With the hottest days of summer approaching, utilities are looking to make sure their demand response resources are ready to be called upon when the temperature spikes. Direct Load Control (DLC) is one key type of demand response used by utilities to reduce residential air conditioning loads, a prime driver of summer peak demand. DLC technology throttles back demand to maintain grid stability and avoid the need to build additional power plants.
The latest figures from the Federal Energy Regulatory Commission (FERC) show that there are 380 DLC programs in the US providing over 8 GW of peak capacity. What you may find surprising is that nearly all of these programs, and their nearly 6 million participants, run on one-way paging networks, a technology that is nearing obsolescence.
Technology obsolescence is not the only issue facing utilities with legacy DLC systems. One-way communications means no information is sent back to the utility from the installed load control devices that cycle off customer appliances. Consequently, it is not only difficult, but also costly for utilities to verify load reductions and pinpoint non-functioning devices for repair or replacement.
In spite of these shortcomings, utilities continue to pay incentives to all participants whether or not load was shed. As legacy DLC systems continue to age and have undetected failures, their benefits decline relative to the money utilities spend to run them.
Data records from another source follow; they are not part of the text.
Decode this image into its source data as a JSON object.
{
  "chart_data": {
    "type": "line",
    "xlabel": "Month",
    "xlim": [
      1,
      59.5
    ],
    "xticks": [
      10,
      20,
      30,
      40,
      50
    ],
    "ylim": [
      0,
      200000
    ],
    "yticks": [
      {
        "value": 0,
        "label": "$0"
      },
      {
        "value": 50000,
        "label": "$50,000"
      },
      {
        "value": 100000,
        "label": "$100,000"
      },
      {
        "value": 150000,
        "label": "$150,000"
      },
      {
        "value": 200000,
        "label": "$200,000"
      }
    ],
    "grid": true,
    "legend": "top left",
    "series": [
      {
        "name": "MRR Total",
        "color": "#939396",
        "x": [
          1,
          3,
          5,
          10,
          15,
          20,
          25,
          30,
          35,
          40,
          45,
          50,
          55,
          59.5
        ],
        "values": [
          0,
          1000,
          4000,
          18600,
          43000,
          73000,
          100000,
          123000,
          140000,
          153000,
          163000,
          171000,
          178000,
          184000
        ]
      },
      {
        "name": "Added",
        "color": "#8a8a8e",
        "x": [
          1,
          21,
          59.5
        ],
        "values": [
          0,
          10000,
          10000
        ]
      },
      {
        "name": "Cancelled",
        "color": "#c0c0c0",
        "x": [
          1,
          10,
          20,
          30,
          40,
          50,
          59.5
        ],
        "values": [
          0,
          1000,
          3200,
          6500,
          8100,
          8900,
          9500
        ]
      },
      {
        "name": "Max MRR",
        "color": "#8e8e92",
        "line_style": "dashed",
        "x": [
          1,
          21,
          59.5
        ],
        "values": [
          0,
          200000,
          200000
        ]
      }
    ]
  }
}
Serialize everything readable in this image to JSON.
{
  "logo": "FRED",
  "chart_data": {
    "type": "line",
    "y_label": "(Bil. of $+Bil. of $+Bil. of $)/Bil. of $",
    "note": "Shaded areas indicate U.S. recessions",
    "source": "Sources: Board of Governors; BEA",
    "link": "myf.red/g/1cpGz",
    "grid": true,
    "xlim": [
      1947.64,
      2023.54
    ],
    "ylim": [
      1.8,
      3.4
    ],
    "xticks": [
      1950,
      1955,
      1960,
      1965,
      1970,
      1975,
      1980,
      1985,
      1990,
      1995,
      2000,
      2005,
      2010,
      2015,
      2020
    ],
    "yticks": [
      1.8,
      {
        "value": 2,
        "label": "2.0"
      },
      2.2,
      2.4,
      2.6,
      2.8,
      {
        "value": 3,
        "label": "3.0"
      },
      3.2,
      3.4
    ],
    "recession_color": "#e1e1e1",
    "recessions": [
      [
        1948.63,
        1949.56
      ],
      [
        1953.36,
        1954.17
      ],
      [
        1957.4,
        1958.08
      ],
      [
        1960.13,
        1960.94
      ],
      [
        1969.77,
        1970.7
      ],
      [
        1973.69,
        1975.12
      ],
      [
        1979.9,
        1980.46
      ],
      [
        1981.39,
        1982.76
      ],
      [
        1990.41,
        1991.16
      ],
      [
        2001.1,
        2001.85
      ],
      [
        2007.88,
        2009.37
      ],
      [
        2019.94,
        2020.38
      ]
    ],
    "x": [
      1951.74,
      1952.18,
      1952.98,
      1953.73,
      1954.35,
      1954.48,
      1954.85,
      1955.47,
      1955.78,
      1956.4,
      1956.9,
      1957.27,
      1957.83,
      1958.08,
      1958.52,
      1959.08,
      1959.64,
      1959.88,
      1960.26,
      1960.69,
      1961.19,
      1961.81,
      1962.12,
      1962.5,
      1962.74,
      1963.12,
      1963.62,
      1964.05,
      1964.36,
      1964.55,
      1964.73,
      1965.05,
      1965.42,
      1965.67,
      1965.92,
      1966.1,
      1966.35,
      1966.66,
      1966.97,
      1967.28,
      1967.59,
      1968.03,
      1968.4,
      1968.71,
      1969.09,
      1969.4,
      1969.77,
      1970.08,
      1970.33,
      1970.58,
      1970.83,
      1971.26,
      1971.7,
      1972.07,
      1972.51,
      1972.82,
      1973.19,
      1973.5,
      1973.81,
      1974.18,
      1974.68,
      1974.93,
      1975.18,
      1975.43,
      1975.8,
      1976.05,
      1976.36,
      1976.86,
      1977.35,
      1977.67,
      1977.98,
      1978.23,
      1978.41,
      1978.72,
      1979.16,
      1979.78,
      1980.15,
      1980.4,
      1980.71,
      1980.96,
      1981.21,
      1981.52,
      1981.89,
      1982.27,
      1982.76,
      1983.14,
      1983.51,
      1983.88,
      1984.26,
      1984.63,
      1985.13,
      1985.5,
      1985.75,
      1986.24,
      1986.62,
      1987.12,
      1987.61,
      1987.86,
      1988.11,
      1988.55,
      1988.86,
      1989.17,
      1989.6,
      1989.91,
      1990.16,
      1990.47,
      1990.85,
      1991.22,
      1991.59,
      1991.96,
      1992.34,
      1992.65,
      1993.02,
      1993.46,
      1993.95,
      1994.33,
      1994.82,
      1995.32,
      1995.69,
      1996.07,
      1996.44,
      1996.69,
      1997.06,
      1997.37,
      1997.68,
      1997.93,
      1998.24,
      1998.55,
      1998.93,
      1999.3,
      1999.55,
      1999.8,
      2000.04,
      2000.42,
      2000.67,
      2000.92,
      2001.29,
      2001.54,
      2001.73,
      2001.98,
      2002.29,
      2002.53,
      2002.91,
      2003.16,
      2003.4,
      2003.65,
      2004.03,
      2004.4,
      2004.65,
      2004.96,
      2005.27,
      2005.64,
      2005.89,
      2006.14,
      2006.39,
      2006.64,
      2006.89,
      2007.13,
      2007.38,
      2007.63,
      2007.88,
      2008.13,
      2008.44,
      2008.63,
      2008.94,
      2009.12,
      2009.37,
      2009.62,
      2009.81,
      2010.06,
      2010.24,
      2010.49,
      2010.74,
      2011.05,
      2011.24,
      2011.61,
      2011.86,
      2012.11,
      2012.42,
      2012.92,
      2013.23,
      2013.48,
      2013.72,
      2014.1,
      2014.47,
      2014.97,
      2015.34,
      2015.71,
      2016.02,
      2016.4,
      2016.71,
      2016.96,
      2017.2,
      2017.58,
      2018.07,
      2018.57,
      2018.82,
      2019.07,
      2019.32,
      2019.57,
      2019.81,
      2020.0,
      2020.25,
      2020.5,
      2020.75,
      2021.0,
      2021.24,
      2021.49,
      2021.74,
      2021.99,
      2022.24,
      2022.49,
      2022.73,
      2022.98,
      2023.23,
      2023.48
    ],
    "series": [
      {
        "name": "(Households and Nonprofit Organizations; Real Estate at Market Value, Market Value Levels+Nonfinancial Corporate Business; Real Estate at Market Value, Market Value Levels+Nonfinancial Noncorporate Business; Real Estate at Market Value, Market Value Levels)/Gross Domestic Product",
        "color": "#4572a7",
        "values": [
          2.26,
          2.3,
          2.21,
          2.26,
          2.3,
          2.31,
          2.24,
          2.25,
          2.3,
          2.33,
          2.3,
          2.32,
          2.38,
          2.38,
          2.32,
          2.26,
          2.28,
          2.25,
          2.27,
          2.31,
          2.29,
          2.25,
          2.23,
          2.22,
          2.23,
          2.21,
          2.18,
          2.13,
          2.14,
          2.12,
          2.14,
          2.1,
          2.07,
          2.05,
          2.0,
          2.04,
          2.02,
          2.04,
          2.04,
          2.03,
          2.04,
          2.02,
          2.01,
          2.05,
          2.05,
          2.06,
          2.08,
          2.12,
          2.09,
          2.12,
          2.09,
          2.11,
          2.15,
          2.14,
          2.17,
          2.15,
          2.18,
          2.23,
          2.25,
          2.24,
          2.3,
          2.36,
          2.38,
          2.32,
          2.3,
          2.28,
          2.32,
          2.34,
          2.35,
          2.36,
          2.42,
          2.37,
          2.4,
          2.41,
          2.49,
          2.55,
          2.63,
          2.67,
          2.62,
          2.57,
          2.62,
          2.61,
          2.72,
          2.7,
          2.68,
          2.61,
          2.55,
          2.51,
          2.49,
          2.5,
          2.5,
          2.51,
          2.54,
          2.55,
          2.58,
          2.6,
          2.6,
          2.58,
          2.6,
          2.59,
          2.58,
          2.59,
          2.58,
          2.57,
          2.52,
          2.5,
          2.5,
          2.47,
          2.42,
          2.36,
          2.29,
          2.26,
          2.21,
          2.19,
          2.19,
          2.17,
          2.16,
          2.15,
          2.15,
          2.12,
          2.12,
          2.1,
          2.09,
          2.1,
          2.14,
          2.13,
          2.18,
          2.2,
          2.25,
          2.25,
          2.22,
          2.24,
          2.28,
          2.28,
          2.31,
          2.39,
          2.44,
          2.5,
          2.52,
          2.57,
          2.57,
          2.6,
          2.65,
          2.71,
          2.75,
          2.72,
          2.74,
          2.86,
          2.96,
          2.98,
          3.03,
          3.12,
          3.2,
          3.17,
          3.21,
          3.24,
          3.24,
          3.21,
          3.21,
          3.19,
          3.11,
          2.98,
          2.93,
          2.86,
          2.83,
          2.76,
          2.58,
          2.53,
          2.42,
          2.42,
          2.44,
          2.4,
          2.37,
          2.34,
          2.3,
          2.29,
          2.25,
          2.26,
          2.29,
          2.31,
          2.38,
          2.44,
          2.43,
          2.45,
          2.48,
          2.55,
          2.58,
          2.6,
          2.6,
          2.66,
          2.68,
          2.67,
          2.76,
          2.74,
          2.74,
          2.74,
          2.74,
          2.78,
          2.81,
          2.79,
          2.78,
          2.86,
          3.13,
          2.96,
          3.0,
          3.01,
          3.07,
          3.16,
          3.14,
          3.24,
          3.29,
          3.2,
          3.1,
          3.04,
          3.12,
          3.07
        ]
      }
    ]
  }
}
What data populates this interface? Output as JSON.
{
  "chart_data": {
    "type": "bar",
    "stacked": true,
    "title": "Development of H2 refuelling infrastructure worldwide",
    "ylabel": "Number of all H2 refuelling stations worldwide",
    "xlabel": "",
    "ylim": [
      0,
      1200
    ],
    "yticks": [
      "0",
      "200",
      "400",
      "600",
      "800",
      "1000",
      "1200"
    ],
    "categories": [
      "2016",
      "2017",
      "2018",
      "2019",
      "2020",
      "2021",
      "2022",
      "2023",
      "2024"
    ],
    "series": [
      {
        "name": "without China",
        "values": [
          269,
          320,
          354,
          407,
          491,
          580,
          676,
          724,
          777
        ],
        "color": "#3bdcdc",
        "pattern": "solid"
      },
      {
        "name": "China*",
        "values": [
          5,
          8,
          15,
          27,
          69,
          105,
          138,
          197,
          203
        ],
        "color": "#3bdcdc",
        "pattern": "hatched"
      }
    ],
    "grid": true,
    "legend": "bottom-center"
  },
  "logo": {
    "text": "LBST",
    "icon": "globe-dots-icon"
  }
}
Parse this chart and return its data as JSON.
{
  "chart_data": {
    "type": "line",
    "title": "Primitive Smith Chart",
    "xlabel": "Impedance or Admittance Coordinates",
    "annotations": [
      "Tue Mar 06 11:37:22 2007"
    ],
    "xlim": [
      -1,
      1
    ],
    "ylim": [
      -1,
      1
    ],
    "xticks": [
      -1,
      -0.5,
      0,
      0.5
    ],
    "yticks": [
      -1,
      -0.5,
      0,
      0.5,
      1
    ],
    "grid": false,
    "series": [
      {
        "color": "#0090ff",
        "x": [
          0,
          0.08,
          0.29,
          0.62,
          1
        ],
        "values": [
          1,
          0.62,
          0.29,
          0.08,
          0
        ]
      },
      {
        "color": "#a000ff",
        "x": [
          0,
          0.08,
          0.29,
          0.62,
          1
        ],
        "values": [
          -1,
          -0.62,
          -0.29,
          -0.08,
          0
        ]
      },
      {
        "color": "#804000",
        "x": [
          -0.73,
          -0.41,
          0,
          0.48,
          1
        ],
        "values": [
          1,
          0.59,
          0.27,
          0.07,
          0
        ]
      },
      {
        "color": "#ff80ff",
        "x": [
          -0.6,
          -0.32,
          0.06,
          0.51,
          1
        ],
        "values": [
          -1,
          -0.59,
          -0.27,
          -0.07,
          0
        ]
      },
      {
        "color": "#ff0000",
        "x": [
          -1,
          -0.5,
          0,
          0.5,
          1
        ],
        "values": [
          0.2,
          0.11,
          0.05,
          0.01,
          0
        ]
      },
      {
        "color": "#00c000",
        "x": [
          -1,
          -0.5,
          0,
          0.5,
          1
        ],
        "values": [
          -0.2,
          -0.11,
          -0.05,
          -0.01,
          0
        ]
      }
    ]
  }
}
The adoption of smart grid networks present utilities with a clear opportunity to modernize their DLC infrastructure and address the shortcomings of traditional solutions. Rather than relying on outdated one-way communications infrastructure for load control, utilities can operate DLC over the same robust, two-way smart grid network that supports smart meters and other utility assets.
Utilities can opt for an accelerated replacement timeline, where all legacy devices are upgraded over a two-to-five year period. This approach results in a faster speed to full benefits realization, but also has higher upfront costs. Alternatively, devices can be replaced gradually over time as they fail or as customers churn in and out of the program. This “organic replacement” strategy has lower overall costs but results in the need to run and maintain two systems for a longer period.
Using a hypothetical utility example, let’s demonstrate the business case for a smart grid-based DLC program under an accelerated replacement timeline. Our example utility has one million customers with a 10 percent participation rate in a legacy direct load control program (100,000 DLC participants). As the business case illustrates, even an incremental investment in DLC replacement will yield a significant improvement in program benefits.
Benefits of smart grid DLC replacement
Legacy paging networks have dead spots that prevent DLC devices from receiving and responding to load control events. And since paging networks operate in one direction, they can’t detect when devices fail, which reduces the success rate of load control events over time.
By replacing paging systems with two-way communications, utilities can now cost effectively detect and repair/replace failed devices to reclaim these benefits. And with a well-designed smart grid network, utilities should realistically expect to reach over 99 percent of their DLC devices when they call an event.
In addition to the benefits of a more reliable network, load control devices have gotten more intelligent in recent years, employing better cycling algorithms that can deliver 20 percent greater peak reduction when controlling air conditioners, for example.
When this increased load drop for air conditioners is combined with the higher connection rate provided by a smart grid, a utility can achieve up to 40 percent greater DLC program benefits. For the hypothetical utility example, this improvement adds up to $447 per participant in incremental benefits over a 15-year evaluation period.
Costs of smart grid DLC replacement
The largest costs associated with replacing a legacy DLC system is the new, two-way load control hardware and installation. Smart grid DLC devices cost more than the legacy one-way devices they replace. Other expenses include systems integration to connect the existing Load Management System (LMS) or Demand Response Management System (DRMS) to the smart grid head end software along with project management-related expenses.
Adding up these numbers, the hypothetical utility investing in DLC replacement spends $176 per participant above the cost of continuing to run the legacy system for another 15 years. But, keep in mind that $176 per participant investment leads to $447 per participant in additional benefits over the same time period, which adds up to more than $27 million dollars.
Utilities worldwide, including Oklahoma Gas and Electric (OG&E) and Sacramento Municipal Utility District (SMUD), are already seeing quantifiable beneà¯¬ts from smart grid-based DR programs. By replacing a legacy load control network with one based on a smart grid network, a utility can expect a benefits-to-costs ratio in a range from 1.5 to 2.0, depending on the number of participants, value of peak capacity, amount paid out in incentives, and how quickly the old DLC system is replaced. The benefits-to-costs ratio typically out performs legacy systems, which expands demand response program viability across a broader range of situations and regions.